Televisão

Mulheres do Século 20 e o fazer sentir

Ambientado na Califórnia ao final dos anos 70, o filme aborda maternidade, feminismo, choques geracionais e liberdade

Nicole Baldisserotto
Caderno 2
Published in
3 min readJan 18, 2023

--

Reprodução: Sony Pictures

Escrito e dirigido por Mike Mills, Mulheres do Século 20 conta a história de uma mãe, Dorotheia (Annette Bening), que se sente distante de Jamie, seu filho pré-adolescente — não só pela diferença de idade, já que o teve tardiamente, mas também por se sentir, de certa forma, alheia à sociedade e aos movimentos políticos e culturais do começo dos anos 80. Na intenção de aproximar-se dele, ela recorre à ajuda de sua inquilina, Abbie (Greta Gerwig) — que lida com as frustrações do começo da vida adulta — , e à amiga de seu filho, Julie (Elle Fanning) — que enfrenta as dificuldades da adolescência. Assim, Jamie passa a ter referências femininas de fases de vida distintas, percebendo as similaridades e diferenças entre as três mulheres. É diante desse contexto que o longa levanta sua questão central: como ser mulher no século 20? Ou melhor, o que é ser mulher no século 20?

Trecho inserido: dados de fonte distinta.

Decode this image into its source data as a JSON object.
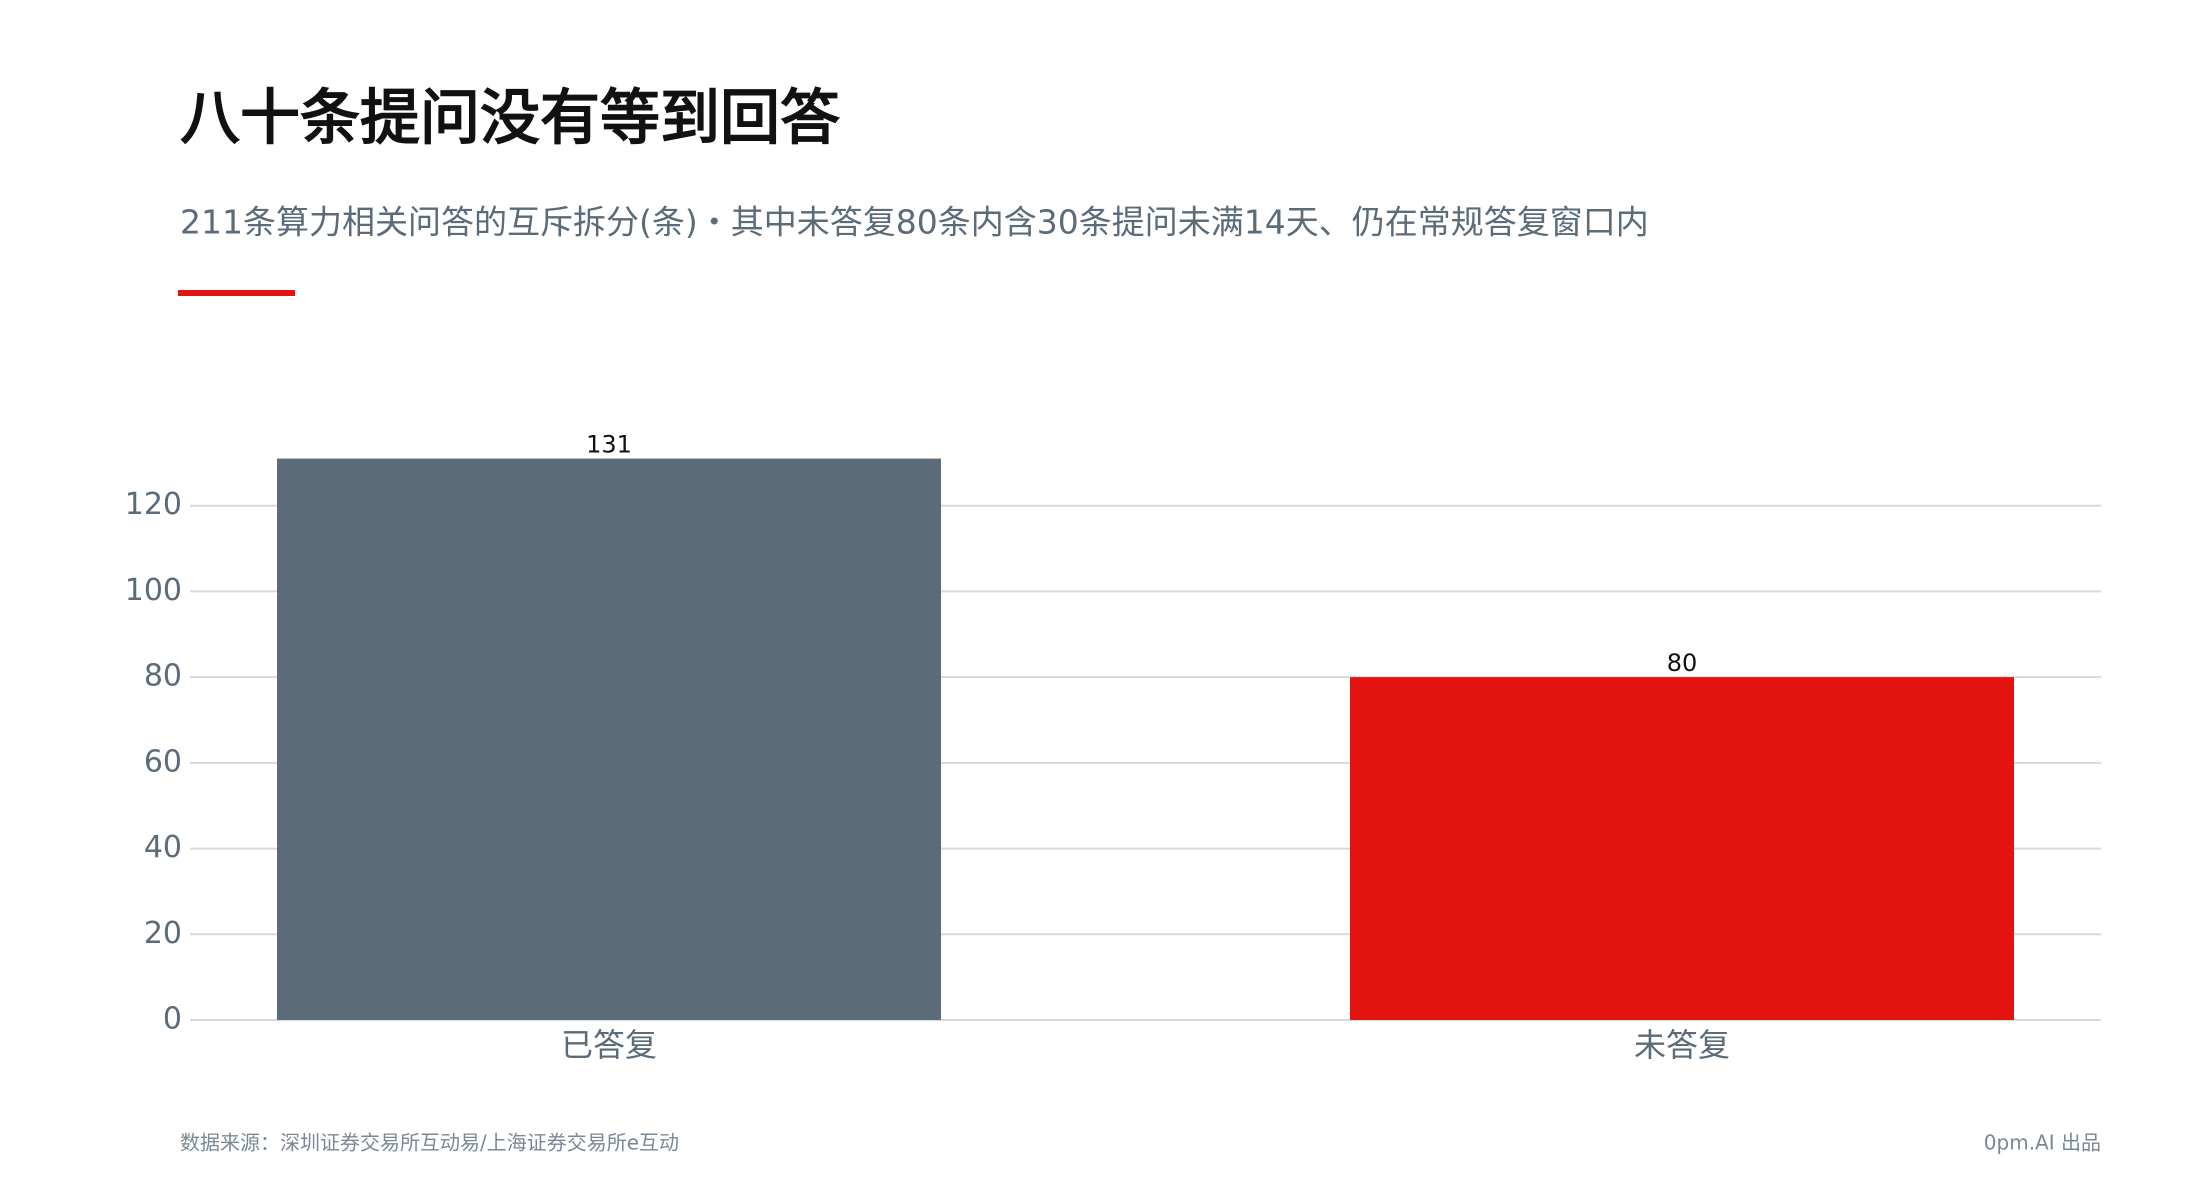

É interessante observar que a história, e suas personagens, é baseada na vida de Mike. Dorotheia, por exemplo, é baseada na mãe do diretor. Já a inquilina Abbie é baseada em sua irmã.

Um dos marcos mais usados para definir gerações e personalidades, como retratado no filme, é a música. Em diversas cenas os atores dançam de forma energética e intuitiva ao som de Rolling Stones, Fleetwood Mac, Talking Heads, como se estivessem alheios à tudo, submersos em seus próprios mundos. O filme cria uma relação íntima com o espectador nesses momentos, quando os sentimentos dos personagens ultrapassam a tela e nos contagiam de um jeito único. Em meio a essa sensação gostosa que nos transporta para o final dos anos 70 estão dilemas muito recorrentes e reais. Como crescer e entender quem somos em meio a um mundo tão grande? Como lidar com a vida quando ela não acontece como planejado? Os impasses são tratados de forma sutil, mas sem apresentar soluções concretas. Afinal, acho que isso seria muito presunçoso.

A narrativa é marcada por diálogos e muito afeto entre os personagens, mesmo com todas as suas diferenças. Os coadjuvantes são compostos por histórias profundas e motivadoras, e muitas vezes eles ocupam o papel principal de forma orgânica. A fotografia, naturalista e nítida, é um dos pontos fortes. Um dos principais cenários é a casa de Dorothea, com uma decoração colorida e muito original.

Dorothea ( Anette Bening) em sua cozinha.
Dorotheia (Annette Bening) em sua cozinha. Reprodução: Google Images

Com o desenrolar da história, enquanto Jamie entende que ser homem é também entender as mulheres, sua mãe descobre um novo lugar de atuação, e reflete o seu papel como mãe e mulher criada durante a Grande Depressão americana. A Profundidade da trama é retratada com muita poesia e sensibilidade, em contrapartida ao materialismo da época e a sua consequente obsolescência, o que só exalta mais a poética do filme.

Ao final da história, depois de várias pinceladas em questões psicológicas e de relacionamentos, entendemos, na última cena, que apesar de tudo, nunca é tarde para ser o que nunca conseguimos. Apesar das adversidades da vida e da complexidade de se encontrar no mundo, em meio a tantas coisas, ainda existe espaço pra gente. A solidão da mulher permeia o filme inteiro, e ao final se encontra na realização pessoal. Que esse filme, singular e subjetivo, possa tocar o coração e causar reflexão em todas as pessoas que um dia já tentaram se encaixar em mundos distintos aos que pertencem.